As soon as the mini-piston exits its mini-cylinder, so does the greatly increased pressure from the mini-combustion event, triggering near instantaneous ignition of the remaining throttle-body-injected lean air-fuel mixture (typically between 24:1-32:1).
Claimed benefits include 50% thermal efficiency, combustion temperatures low enough to prevent NOx formation, and the ability to increase cylinder bore size so that cylinder count (and hence engine cost) could be halved, with a 4.0L 4-cyl. replacing a 4.0L V-8.
Achates Opposed-Piston Two-Stroke
Double the firing frequency and you might just double your power density, but emissions and lubrication challenges have always dogged the stinky two-stroke. Not anymore.
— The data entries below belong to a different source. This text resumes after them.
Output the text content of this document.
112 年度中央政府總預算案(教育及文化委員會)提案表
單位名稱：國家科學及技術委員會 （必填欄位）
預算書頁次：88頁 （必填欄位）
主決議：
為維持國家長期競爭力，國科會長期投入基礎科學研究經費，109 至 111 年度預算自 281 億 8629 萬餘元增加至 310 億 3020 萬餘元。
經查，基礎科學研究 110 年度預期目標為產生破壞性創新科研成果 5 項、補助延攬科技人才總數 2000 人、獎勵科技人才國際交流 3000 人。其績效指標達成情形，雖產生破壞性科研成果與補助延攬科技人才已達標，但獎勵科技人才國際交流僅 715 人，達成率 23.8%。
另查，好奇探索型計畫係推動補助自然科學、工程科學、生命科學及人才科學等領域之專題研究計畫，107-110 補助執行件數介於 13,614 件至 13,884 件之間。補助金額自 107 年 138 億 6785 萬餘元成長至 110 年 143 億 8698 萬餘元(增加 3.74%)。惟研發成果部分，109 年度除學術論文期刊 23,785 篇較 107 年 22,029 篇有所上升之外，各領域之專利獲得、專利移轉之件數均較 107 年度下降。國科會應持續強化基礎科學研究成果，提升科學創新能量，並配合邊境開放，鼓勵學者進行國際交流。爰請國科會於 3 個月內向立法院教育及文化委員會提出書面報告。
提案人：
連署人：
Achates puts a second piston in each cylinder, with the two pistons facing each other (see illustration below). In place of a cylinder head at the top of the engine is a second crankshaft and set of connecting rods. In place of poppet valves are intake and exhaust ports that become exposed at the extreme ends of each piston’s travel.
Lightly pressurized intake air helps push out the exhaust. Fuel gets direct-injected just as the two pistons come together (presenting a flattened-rugby-ball-shaped combustion chamber), and then it’s ignited via spark plug.
Achates claims an ultra-low cylinder-surface-area-to-volume ratio during combustion yields huge thermal efficiency while low combustion temperatures and pressures reduce emissions. Ditching the cylinder head(s) roughly offsets the cost of the extra crank, rods and gears connecting them. Sump-type lubrication means there’s no “pre-mixing” oil and gasoline and no bug-killing blue fog of emissions.
Stationary generator-set provider Fairbanks Morse and the U.S. Army have contracts with Achates, and Saudi Aramco (the Saudi Arabian Oil Company) has helped fund construction of a Ford F-Series pickup powered by a 4.9L 275-hp, 811-lb.-ft. (1,100-Nm) 3-cyl. (six-piston) prototype engine that boasts 20% greater efficiency than Ford’s ’19 6.7L Power Stroke turbodiesel V-8.
If all those claims pan out in an engine with reasonable refinement and reliability and little or no cost penalty, a Wards 10 Best trophy seems assured.